# Counting distinct subsequences

Here's a nice dynamic programming exercise: find a polynomial-time algorithm that takes as input a sequence of \( n \) symbols, and a number \( k, \) and produces as output the number of distinct \( k \)-character subsequences.

For instance, if the input is the string "food" and the number \( k=2, \) the output should be \( 4. \) There are four distinct two-character subsequences of "food": they are "fo", "fd", "oo", and "od".

### Comments:

**ext_1343285**:

**2012-08-09T12:36:04Z**

Construct a suffix tree, "cut" it at level \( k \) (counting characters, not nodes) and count the leaves.

**11011110**:

**2012-08-09T15:46:04Z**

Subsequences, not substrings.

**sgkruk**:

**2012-08-09T18:07:53Z**

**11011110**:

**2012-08-09T18:18:22Z**

So what is the running time of this?

**sgkruk**:

**2012-08-09T18:40:47Z**

Oops. I wrote too fast. This is \( O(2^n) \) Sorry.

**gareth_rees**:

**2012-08-09T23:05:45Z**

Let \( \theta(S,k) \) be the number of distinct

*k*-character subsequences in the string \( S=s_1\dots s_n. \) Clearly \( \theta(S,k)=1 \) if \( n=k \) or \( k=0 \) and \( \theta(S,k)=0 \) if \( n\lt k. \) Otherwise, suppose that \( S \) contains \( m \) distinct characters \( c_1, \dots, c_m \) such that \( c_i \) first appears in \( S \) at position \( p(i). \) Then \[ \theta(S,k) = \sum \theta(s_{p(i)+1}\dots s_n, k-1). \] This can be computed by dynamic programming in time \( O(n^2 k). \) So in your example, \[ \begin{align*} \theta(\text{"food"}, 2) &= \theta(\text{"ood"}, 1) + \theta(\text{"od"}, 1) + \theta(\text{""}, 1)\\ &= (\theta(\text{"od"}, 0) + \theta(\text{""}, 0)) + (\theta(\text{"d"}, 0) + \theta(\text{""}, 0)) + 0\\ &= (1 + 1) + (1 + 1)\\ &= 4. \end{align*} \]

**11011110**:

**2012-08-09T23:27:15Z**

Yes. I had a slightly different formulation in which I was counting the number of sets of \( k \) positions, ending at some position \( i, \) that are the lexicographically-first set of positions for the string they form. But I think it amounts to the same thing.

**ext_73227**:

**2012-08-14T20:52:51Z**

Cute! Do you know about the problem of finding the most common subsequence? For example in AAABBBCCC, the most common subsequence is ABC, which occurs 27 times.

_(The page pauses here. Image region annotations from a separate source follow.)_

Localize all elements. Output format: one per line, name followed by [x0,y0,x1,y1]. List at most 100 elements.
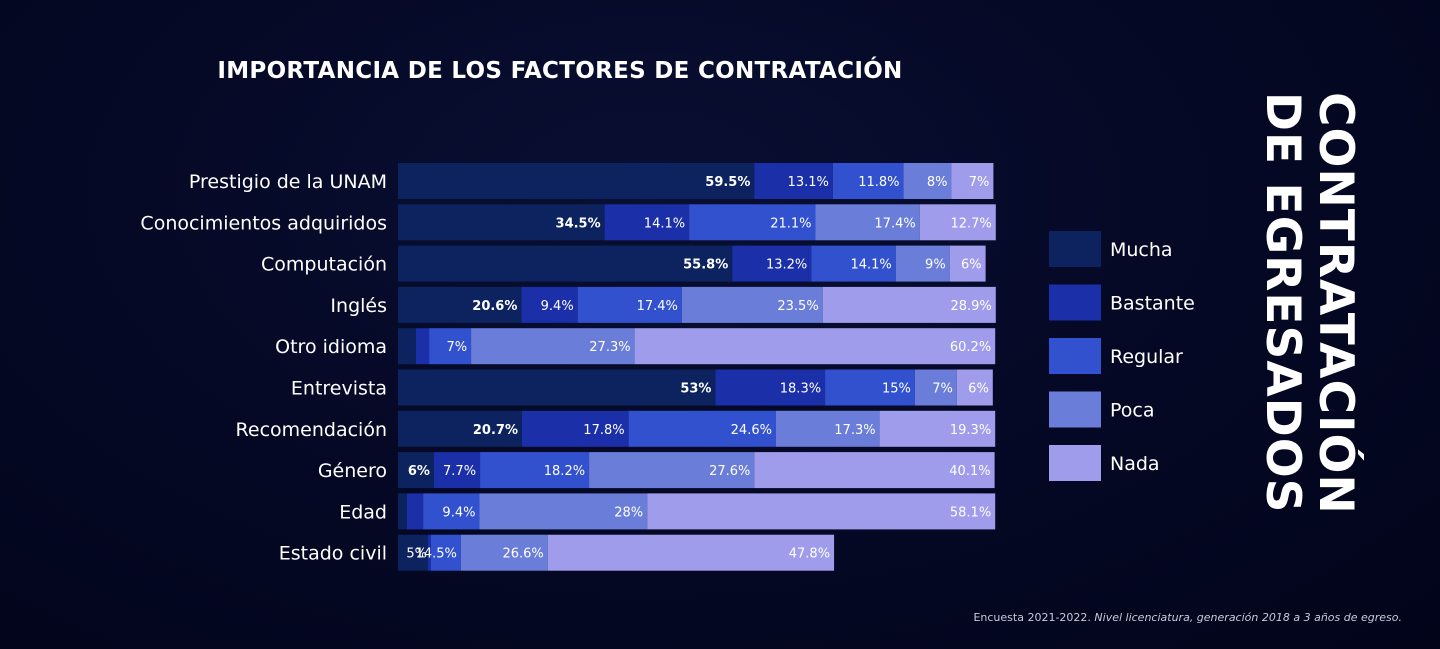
bar-ingles-bastante [521,286,578,323]
bar-computacion-regular [811,245,896,282]
side-title-line1: CONTRATACIÓN [1308,92,1363,515]
data-label-genero-nada: 40.1% [949,464,990,479]
legend-swatch-nada [1049,445,1101,481]
bar-entrevista-poca [914,369,957,406]
category-label-prestigio-de-la-unam: Prestigio de la UNAM [189,171,387,193]
bar-conocimientos-adquiridos-bastante [604,204,690,241]
data-label-prestigio-de-la-unam-mucha: 59.5% [705,175,750,190]
data-label-entrevista-nada: 6% [968,382,989,397]
data-label-estado-civil-poca: 26.6% [502,547,543,562]
data-label-entrevista-regular: 15% [882,382,911,397]
data-label-recomendacion-regular: 24.6% [731,423,772,438]
bar-estado-civil-bastante [427,534,431,571]
data-label-genero-bastante: 7.7% [443,464,476,479]
bar-prestigio-de-la-unam-poca [903,163,952,199]
data-label-estado-civil-regular: 14.5% [416,547,457,562]
bar-conocimientos-adquiridos-mucha [398,204,605,241]
bar-conocimientos-adquiridos-nada [919,204,996,241]
data-label-genero-poca: 27.6% [709,464,750,479]
data-label-entrevista-poca: 7% [932,382,953,397]
footnote-normal: Encuesta 2021-2022. [973,611,1095,624]
bar-computacion-poca [895,245,950,282]
data-label-computacion-mucha: 55.8% [683,258,728,273]
bar-otro-idioma-regular [429,328,472,365]
data-label-entrevista-mucha: 53% [680,382,711,397]
bar-genero-nada [754,452,995,489]
bar-edad-nada [647,493,996,530]
bar-conocimientos-adquiridos-poca [815,204,920,241]
bar-conocimientos-adquiridos-regular [689,204,816,241]
bar-recomendacion-nada [879,410,996,447]
bar-ingles-poca [681,286,823,323]
bar-otro-idioma-poca [471,328,635,365]
bar-estado-civil-nada [547,534,835,571]
bar-genero-bastante [433,452,481,489]
side-title-line2: DE EGRESADOS [1255,92,1310,514]
bar-computacion-mucha [398,245,733,282]
data-label-estado-civil-bastante: 5% [406,547,427,562]
data-label-conocimientos-adquiridos-mucha: 34.5% [556,216,601,231]
data-label-entrevista-bastante: 18.3% [780,382,821,397]
data-label-computacion-nada: 6% [961,258,982,273]
legend-label-bastante: Bastante [1110,293,1195,315]
data-label-prestigio-de-la-unam-poca: 8% [927,175,948,190]
category-label-recomendacion: Recomendación [236,419,387,441]
data-label-recomendacion-poca: 17.3% [834,423,875,438]
data-label-otro-idioma-nada: 60.2% [950,340,991,355]
bar-recomendacion-bastante [521,410,629,447]
bar-computacion-nada [949,245,986,282]
data-label-computacion-bastante: 13.2% [766,258,807,273]
bar-edad-poca [479,493,648,530]
bar-entrevista-mucha [398,369,716,406]
bar-recomendacion-poca [775,410,880,447]
bar-entrevista-nada [956,369,993,406]
category-label-genero: Género [318,460,387,482]
legend-label-regular: Regular [1110,346,1183,368]
bar-estado-civil-mucha [398,534,428,571]
legend-swatch-regular [1049,338,1101,374]
data-label-edad-regular: 9.4% [442,505,475,520]
data-label-conocimientos-adquiridos-regular: 21.1% [770,216,811,231]
bar-otro-idioma-mucha [398,328,416,365]
bar-estado-civil-poca [460,534,548,571]
bar-recomendacion-regular [628,410,776,447]
legend-swatch-bastante [1049,284,1101,321]
category-label-ingles: Inglés [330,295,387,317]
bar-edad-mucha [398,493,407,530]
bar-edad-bastante [406,493,424,530]
bar-genero-mucha [398,452,434,489]
legend-label-nada: Nada [1110,453,1160,475]
data-label-conocimientos-adquiridos-nada: 12.7% [950,216,991,231]
data-label-conocimientos-adquiridos-bastante: 14.1% [644,216,685,231]
category-label-edad: Edad [339,501,387,523]
data-label-prestigio-de-la-unam-nada: 7% [969,175,990,190]
footnote-italic: Nivel licenciatura, generación 2018 a 3 … [1094,611,1402,624]
chart-title: IMPORTANCIA DE LOS FACTORES DE CONTRATAC… [217,58,903,84]
data-label-edad-nada: 58.1% [950,505,991,520]
data-label-otro-idioma-poca: 27.3% [589,340,630,355]
data-label-recomendacion-mucha: 20.7% [473,423,518,438]
data-label-prestigio-de-la-unam-regular: 11.8% [858,175,899,190]
side-title: CONTRATACIÓN DE EGRESADOS [1255,92,1363,515]
bar-otro-idioma-bastante [415,328,430,365]
data-label-computacion-poca: 9% [925,258,946,273]
bar-genero-poca [589,452,755,489]
bar-prestigio-de-la-unam-mucha [398,163,755,199]
bar-ingles-mucha [398,286,522,323]
data-label-ingles-mucha: 20.6% [472,299,517,314]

I found a couple of external links related to the problem that you mentioned, but not this other one: http://www.sciencedirect.com/science/article/pii/S0304397508006245 http://www.spoj.pl/problems/CSUBSEQS/

It would be nice to put this in P or NPC. I'm also wondering: - there might be a tie for the most common subsequence (there are 4 in OOZE that appear twice) but is the longest of the most common ones unique? - is this map unimodal?: \( L \) → maximum frequency of any length-\( L \) subsequence

**11011110**:

**2012-08-14T21:08:37Z**

I didn't know about that problem before your comment, but it looks like an interesting one. Maybe worth asking again on http://cstheory.stackexchange.com/? I wouldn't be surprised if it turns out to be NPC, though.

**ext_73227**:

**2012-08-14T23:36:09Z**

Thanks for the reply, I have disproved my structural questions and posted the remaining main problem here: http://cstheory.stackexchange.com/questions/12307/commonest-subsequence

**11011110**:

**2012-08-14T23:58:56Z**

I voted +1 for your question there. Are the counterexamples for the structural questions easy to describe?

**ext_73227**:

**2012-08-15T03:25:36Z**

"12312312" disproves unimodality, since the maximums for length two to four are are 6 "12"s, 4 of several length-3 strings, and 5 of several length-4 strings

"crash after this" disproves uniqueness of the longest most frequent one, since the max frequency is 4, but there are two longest ones 'cra this' and 'crafthis'

I didn't try to distill them much, beyond finding them, though.